A report to councillors stated that the combined annual savings, increased heat sales and increased gate fee revenue to the council is expected to be around £395,000 a year.

This means that the cost of the upgrade could be paid back over seven and a half years.

The project would also result in a reduction of nearly 475 tonnes of CO2 per annum, equating to a nine per cent reduction in its total carbon output.

The upgrades will mean operators will no longer be required to enter and work in dangerous conditions inside the furnace every 100 days or so to break up the build-up of slag, which is a dense rock like formation.

Meanwhile, a business justification case for a new waste and recycling baler at the nearby Gremista Waste Management facility was also approved by councillors.
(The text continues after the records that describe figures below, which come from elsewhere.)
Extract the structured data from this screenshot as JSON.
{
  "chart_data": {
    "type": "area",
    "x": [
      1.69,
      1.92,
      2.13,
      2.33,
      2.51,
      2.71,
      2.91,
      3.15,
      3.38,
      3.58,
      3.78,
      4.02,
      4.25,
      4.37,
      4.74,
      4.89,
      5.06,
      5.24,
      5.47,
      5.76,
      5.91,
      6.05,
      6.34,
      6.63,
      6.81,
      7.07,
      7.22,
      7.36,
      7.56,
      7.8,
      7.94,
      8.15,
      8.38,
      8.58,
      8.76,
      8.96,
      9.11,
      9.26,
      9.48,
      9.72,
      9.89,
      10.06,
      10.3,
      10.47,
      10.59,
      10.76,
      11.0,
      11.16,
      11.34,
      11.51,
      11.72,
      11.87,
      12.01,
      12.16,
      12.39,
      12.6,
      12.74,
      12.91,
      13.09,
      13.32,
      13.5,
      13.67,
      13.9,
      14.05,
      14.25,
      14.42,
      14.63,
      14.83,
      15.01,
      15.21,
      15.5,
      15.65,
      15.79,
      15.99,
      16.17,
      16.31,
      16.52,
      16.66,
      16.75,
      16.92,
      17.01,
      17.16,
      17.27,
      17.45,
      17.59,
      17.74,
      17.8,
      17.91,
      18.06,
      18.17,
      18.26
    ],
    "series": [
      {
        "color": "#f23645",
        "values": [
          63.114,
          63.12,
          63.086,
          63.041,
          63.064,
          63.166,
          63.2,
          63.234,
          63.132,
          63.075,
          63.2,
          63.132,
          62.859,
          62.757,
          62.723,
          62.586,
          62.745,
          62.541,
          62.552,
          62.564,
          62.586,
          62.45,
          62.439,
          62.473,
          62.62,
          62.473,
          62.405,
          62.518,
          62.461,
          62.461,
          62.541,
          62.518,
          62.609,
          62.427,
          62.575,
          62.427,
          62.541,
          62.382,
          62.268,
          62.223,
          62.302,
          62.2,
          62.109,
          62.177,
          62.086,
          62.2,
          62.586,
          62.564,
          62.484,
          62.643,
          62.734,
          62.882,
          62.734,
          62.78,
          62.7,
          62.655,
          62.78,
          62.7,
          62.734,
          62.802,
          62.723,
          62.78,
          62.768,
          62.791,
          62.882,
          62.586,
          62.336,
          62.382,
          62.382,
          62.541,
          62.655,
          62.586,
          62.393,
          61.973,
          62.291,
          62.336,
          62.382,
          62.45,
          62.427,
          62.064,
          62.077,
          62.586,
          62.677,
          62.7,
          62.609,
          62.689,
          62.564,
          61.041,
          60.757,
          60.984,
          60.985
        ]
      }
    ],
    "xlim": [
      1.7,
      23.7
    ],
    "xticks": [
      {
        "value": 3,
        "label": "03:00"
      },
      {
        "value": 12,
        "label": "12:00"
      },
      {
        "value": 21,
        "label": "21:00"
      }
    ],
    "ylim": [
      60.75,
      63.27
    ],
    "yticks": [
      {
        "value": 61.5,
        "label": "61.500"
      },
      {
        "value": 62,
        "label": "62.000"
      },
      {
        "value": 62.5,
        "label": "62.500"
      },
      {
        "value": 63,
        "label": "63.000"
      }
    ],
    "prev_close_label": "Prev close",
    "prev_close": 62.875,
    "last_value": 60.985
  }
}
The machine is used to turn general waste into square bales, which is then stored in landfill for later use at the energy recovery plant where it is burned.

The cost of a replacement baler is thought to be around £325,000.

The current baler has been used for almost 15 years, and initially it was meant to be replaced after a seven year period.

“We are now 15 years down the line and the machine is really starting to show its age,” the business justification case said.

The council also approved spending on a purpose-fit system to broadcast council meetings live.

There will be a one-off charge of £70,000 and an annual £25,000 fee.

Members were told at a session of the full council on Wednesday that the previous plan to move meetings to the St Ringan’s building in Lerwick, which is the current library, remains in place.

This will happen once library services move back to the old building a stone’s throw away, with assets, commissioning and procurement Robert Sinclair saying this could be as early as May.

At Wednesday’s meeting Lerwick member John Fraser said he would like to see the new system set up allow councillors to attend remotely so that as many people as possible would be encouraged to stand in the next local election in 2022.

Convener Malcolm Bell said it was his view that “personal attendance should be the default, but remote attendance will be achievable with the new system”.

All council meetings are currently held on MS Teams, with some members usually present in Lerwick Town Hall and others at home, and the main committees are recorded and published on YouTube.